Bu nasıl olur? Bitkilerin karbondioksiti ve diğer gazları yaprak bıçaklarının yüzeyinde bulunan stomalar (stomalar) yoluyla emdikleri bilinmektedir. Bitki hücreleri küçük su kapları olarak düşünülebilir. Birçok gaz suda iyi çözünür. Bu nedenle bitki tarafından gazların emilmesi çok hızlı gerçekleşir. Örneğin bir yaz günü, bir hektar orman havadan 220-280 kg karbondioksiti emer. Bu gazla birlikte birçok başka gaz ve uçucu organik bileşik tesise girer. Bitki fizyologları, birçok zehirli maddenin bitkilerin daha yoğun nefes almasını sağladığını, yani bitkilerin zehirlere aktif olarak tepki verdiğini fark etmişlerdir. Uzun evrim sürecinde, bitkilerin zararlı maddeleri ve gazları etkisiz hale getirmelerine izin veren koruyucu mekanizmalar geliştirdiklerini varsaymak mantıklıdır.karbondioksit ile birlikte dokulara giren. NASA deneyleri bu varsayımı doğruladı.

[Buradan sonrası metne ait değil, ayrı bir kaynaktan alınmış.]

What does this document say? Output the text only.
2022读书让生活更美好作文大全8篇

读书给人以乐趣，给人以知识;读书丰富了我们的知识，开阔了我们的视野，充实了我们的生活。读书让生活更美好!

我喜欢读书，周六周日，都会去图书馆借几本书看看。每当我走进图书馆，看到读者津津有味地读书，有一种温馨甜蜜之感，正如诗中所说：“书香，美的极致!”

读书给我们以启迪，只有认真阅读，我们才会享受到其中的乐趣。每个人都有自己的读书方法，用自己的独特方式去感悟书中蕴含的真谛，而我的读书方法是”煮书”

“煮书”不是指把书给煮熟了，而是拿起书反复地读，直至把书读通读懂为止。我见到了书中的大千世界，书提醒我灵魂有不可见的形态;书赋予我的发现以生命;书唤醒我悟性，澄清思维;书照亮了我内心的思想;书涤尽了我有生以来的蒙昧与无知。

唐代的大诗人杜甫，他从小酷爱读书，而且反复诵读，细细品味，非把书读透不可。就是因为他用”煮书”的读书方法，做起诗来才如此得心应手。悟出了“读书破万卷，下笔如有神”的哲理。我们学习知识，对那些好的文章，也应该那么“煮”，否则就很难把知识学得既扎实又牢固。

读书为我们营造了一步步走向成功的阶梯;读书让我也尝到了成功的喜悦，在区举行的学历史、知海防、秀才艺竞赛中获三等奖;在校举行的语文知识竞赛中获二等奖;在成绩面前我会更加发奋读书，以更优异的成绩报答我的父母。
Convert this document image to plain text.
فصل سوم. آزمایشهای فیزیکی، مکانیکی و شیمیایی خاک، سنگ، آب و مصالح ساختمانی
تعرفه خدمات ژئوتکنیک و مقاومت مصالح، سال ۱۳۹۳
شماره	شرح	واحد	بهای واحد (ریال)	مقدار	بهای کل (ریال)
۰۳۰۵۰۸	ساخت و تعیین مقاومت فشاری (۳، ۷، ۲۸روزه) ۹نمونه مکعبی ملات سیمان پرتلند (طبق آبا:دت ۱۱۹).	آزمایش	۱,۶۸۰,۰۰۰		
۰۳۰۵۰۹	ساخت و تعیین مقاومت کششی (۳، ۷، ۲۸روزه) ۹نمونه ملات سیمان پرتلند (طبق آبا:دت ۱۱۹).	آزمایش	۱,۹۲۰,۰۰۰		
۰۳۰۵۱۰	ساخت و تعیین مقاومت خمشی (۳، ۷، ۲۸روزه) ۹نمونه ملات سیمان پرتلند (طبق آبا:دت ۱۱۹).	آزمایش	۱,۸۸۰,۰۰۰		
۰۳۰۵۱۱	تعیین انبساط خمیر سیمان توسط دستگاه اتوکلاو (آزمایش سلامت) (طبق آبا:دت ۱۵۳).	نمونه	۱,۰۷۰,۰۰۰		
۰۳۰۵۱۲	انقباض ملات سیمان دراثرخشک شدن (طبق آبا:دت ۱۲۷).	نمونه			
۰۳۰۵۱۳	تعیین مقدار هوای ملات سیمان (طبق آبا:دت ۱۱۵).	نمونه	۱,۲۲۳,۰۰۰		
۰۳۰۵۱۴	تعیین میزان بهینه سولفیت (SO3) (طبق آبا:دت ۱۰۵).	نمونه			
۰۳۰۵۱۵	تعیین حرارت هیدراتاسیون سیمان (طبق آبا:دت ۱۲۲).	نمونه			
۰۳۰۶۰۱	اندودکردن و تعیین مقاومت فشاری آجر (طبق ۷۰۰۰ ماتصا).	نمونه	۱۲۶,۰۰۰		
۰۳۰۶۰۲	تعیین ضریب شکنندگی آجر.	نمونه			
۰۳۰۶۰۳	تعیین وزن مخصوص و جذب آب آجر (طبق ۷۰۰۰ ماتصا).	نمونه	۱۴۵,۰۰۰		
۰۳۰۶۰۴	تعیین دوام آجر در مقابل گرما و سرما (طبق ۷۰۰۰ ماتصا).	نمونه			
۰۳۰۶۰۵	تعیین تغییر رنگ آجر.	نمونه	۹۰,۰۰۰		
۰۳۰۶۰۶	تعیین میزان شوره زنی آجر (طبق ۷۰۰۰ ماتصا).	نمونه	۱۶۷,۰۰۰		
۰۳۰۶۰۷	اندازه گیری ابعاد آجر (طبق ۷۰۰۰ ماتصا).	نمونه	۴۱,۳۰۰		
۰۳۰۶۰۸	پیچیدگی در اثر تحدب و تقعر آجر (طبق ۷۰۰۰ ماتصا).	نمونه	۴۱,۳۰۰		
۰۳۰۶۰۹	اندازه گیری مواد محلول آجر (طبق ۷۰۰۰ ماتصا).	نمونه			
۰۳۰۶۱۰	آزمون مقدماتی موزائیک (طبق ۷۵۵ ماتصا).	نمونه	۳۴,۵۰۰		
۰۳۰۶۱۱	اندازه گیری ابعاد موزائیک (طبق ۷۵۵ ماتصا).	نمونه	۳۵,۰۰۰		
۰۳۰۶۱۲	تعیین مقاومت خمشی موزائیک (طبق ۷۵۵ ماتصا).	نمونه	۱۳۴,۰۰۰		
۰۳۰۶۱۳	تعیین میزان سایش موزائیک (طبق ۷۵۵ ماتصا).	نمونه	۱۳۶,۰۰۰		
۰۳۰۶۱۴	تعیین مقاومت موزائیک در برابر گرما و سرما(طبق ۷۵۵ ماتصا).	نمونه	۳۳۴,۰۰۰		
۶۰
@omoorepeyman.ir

Farklı türdeki iç mekan bitkilerinin uçucu organik bileşiklere farklı tepki verdiği ortaya çıktı. Bazıları formaldehitin atmosferden uzaklaştırılmasında daha iyiyken, diğerleri ksilen veya toluen uzaklaştırmada daha iyidir. Bu zehirlerin farklı çiçekli bitkiler tarafından nötralize edilme oranları da farklıdır. Bitkilerle yapılan deneylerin sonuçlarını genelleştirmek için, NASA uzmanları bir bitki tarafından hava arıtma verimliliğinin genelleştirilmiş bir katsayısı türetmişlerdir. Emilen gazların tehlike derecesi, spektrumlarının genişliği ve emilim oranları dikkate alınarak hesaplanmıştır. Katsayı, 0'dan 10'a kadar geleneksel birimlerle ifade edilir. Bir sonraki sayıda, iç mekan havasını etkili bir şekilde arındıran bitkilerin bir listesini vereceğiz.